Name Type Description Default
observations NDArray[floating[Any]]

np.ndarray Observed data points (N,).

required
predicted_mus NDArray[floating[Any]]

np.ndarray Predicted means for each observation (N,).

required
predicted_sigmas NDArray[floating[Any]]

np.ndarray Predicted standard deviations for each observation (N,).

required
censored_quantile float

float (default=0.01) Quantile below which log-likelihoods are censored.

0.01

Returns:

Type Description
NDArray[floating[Any]]

np.ndarray: The censored log likelihood of all observations.

Source code in src/spectranorm/utils/stats.py
def compute_censored_log_likelihood(
    observations: npt.NDArray[np.floating[Any]],
    predicted_mus: npt.NDArray[np.floating[Any]],
    predicted_sigmas: npt.NDArray[np.floating[Any]],
    censored_quantile: float = 0.01,
) -> npt.NDArray[np.floating[Any]]:
    """
    Compute censored log likelihood, replacing extreme low likelihoods with a censoring
    threshold.

    Args:
        observations: np.ndarray
            Observed data points (N,).
        predicted_mus: np.ndarray
            Predicted means for each observation (N,).
        predicted_sigmas: np.ndarray
            Predicted standard deviations for each observation (N,).
        censored_quantile: float (default=0.01)
            Quantile below which log-likelihoods are censored.

    Returns:
        np.ndarray:
            The censored log likelihood of all observations.
    """
    # Compute log likelihoods
    log_likelihoods = compute_log_likelihood(
        observations,
        predicted_mus,
        predicted_sigmas,
    )

    if censored_quantile <= 0:
        return log_likelihoods

    # Standardized residuals
    z_scores = (observations - predicted_mus) / predicted_sigmas

    # Two-sided z threshold based on standard normal
    z_threshold = stats.norm.ppf(1 - censored_quantile)

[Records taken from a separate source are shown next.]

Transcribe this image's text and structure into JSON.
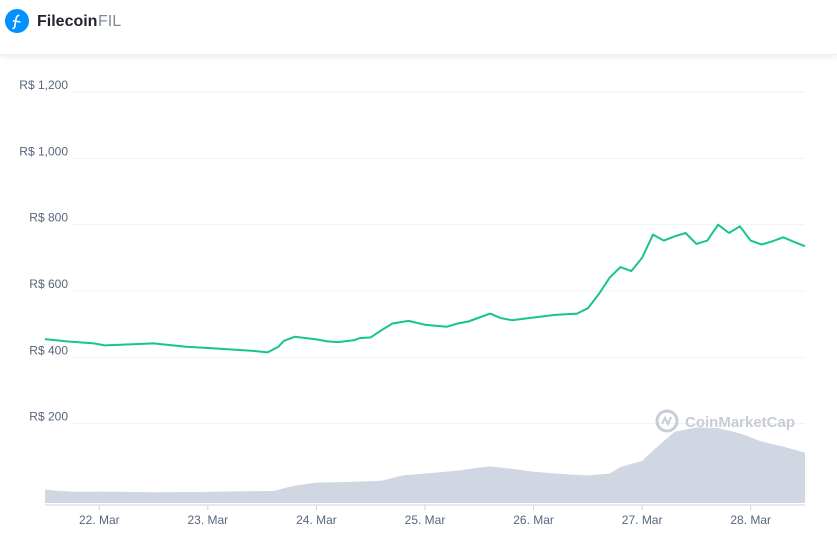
{
  "header": {
    "name": "Filecoin",
    "symbol": "FIL"
  },
  "watermark": "CoinMarketCap",
  "icons": {
    "logo": "filecoin-logo-icon",
    "watermark": "coinmarketcap-logo-icon"
  },
  "colors": {
    "price_line": "#16c784",
    "volume_fill": "#d1d6e3",
    "grid": "#eff2f5",
    "logo_bg": "#0090ff"
  },
  "chart_data": {
    "type": "line",
    "currency_prefix": "R$",
    "y_ticks": [
      "R$ 200",
      "R$ 400",
      "R$ 600",
      "R$ 800",
      "R$ 1,000",
      "R$ 1,200"
    ],
    "y_tick_values": [
      200,
      400,
      600,
      800,
      1000,
      1200
    ],
    "ylim": [
      0,
      1200
    ],
    "x_ticks": [
      "22. Mar",
      "23. Mar",
      "24. Mar",
      "25. Mar",
      "26. Mar",
      "27. Mar",
      "28. Mar"
    ],
    "x_tick_values": [
      22,
      23,
      24,
      25,
      26,
      27,
      28
    ],
    "xlim": [
      21.5,
      28.5
    ],
    "grid": true,
    "legend": "none",
    "series": [
      {
        "values": [
          [
            21.5,
            455
          ],
          [
            21.7,
            448
          ],
          [
            21.95,
            442
          ],
          [
            22.05,
            436
          ],
          [
            22.2,
            438
          ],
          [
            22.5,
            442
          ],
          [
            22.8,
            432
          ],
          [
            23.0,
            428
          ],
          [
            23.2,
            424
          ],
          [
            23.4,
            420
          ],
          [
            23.55,
            415
          ],
          [
            23.65,
            432
          ],
          [
            23.7,
            450
          ],
          [
            23.8,
            462
          ],
          [
            24.0,
            454
          ],
          [
            24.1,
            448
          ],
          [
            24.2,
            446
          ],
          [
            24.35,
            452
          ],
          [
            24.4,
            458
          ],
          [
            24.5,
            460
          ],
          [
            24.6,
            482
          ],
          [
            24.7,
            502
          ],
          [
            24.85,
            510
          ],
          [
            25.0,
            498
          ],
          [
            25.2,
            492
          ],
          [
            25.3,
            502
          ],
          [
            25.4,
            508
          ],
          [
            25.5,
            520
          ],
          [
            25.6,
            532
          ],
          [
            25.7,
            518
          ],
          [
            25.8,
            512
          ],
          [
            26.0,
            520
          ],
          [
            26.2,
            528
          ],
          [
            26.4,
            532
          ],
          [
            26.5,
            548
          ],
          [
            26.6,
            590
          ],
          [
            26.7,
            640
          ],
          [
            26.8,
            672
          ],
          [
            26.9,
            660
          ],
          [
            27.0,
            700
          ],
          [
            27.1,
            770
          ],
          [
            27.2,
            752
          ],
          [
            27.3,
            765
          ],
          [
            27.4,
            775
          ],
          [
            27.5,
            742
          ],
          [
            27.6,
            752
          ],
          [
            27.7,
            800
          ],
          [
            27.8,
            775
          ],
          [
            27.9,
            795
          ],
          [
            28.0,
            752
          ],
          [
            28.1,
            740
          ],
          [
            28.2,
            750
          ],
          [
            28.3,
            762
          ],
          [
            28.4,
            748
          ],
          [
            28.5,
            735
          ]
        ]
      },
      {
        "name": "volume",
        "values": [
          [
            21.5,
            45
          ],
          [
            21.6,
            41
          ],
          [
            21.8,
            37
          ],
          [
            22.0,
            38
          ],
          [
            22.5,
            36
          ],
          [
            23.0,
            37
          ],
          [
            23.3,
            39
          ],
          [
            23.6,
            40
          ],
          [
            23.8,
            58
          ],
          [
            24.0,
            68
          ],
          [
            24.3,
            70
          ],
          [
            24.6,
            74
          ],
          [
            24.8,
            92
          ],
          [
            25.0,
            98
          ],
          [
            25.3,
            108
          ],
          [
            25.5,
            118
          ],
          [
            25.6,
            122
          ],
          [
            25.8,
            114
          ],
          [
            26.0,
            104
          ],
          [
            26.3,
            96
          ],
          [
            26.5,
            92
          ],
          [
            26.7,
            98
          ],
          [
            26.8,
            120
          ],
          [
            27.0,
            140
          ],
          [
            27.1,
            175
          ],
          [
            27.3,
            238
          ],
          [
            27.5,
            252
          ],
          [
            27.7,
            250
          ],
          [
            27.9,
            232
          ],
          [
            28.1,
            205
          ],
          [
            28.3,
            188
          ],
          [
            28.5,
            168
          ]
        ]
      }
    ]
  }
}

    # Replace extreme z's with constant tail mass
    censored_value = np.log(2 * censored_quantile)

    # Apply censoring (two-sided) and return
    return np.where(
        np.abs(z_scores) > z_threshold,
        censored_value,
        log_likelihoods,
    )

compute_centiles_from_z_scores(z_scores: npt.NDArray[np.floating[Any]]) -> npt.NDArray[np.floating[Any]]

Convert z-scores to percentiles.

Parameters:

Name Type Description Default
z_scores NDArray[floating[Any]]

np.ndarray Array of z-scores.

required

Returns:

Type Description
NDArray[floating[Any]]

np.ndarray Array of percentiles corresponding to the z-scores.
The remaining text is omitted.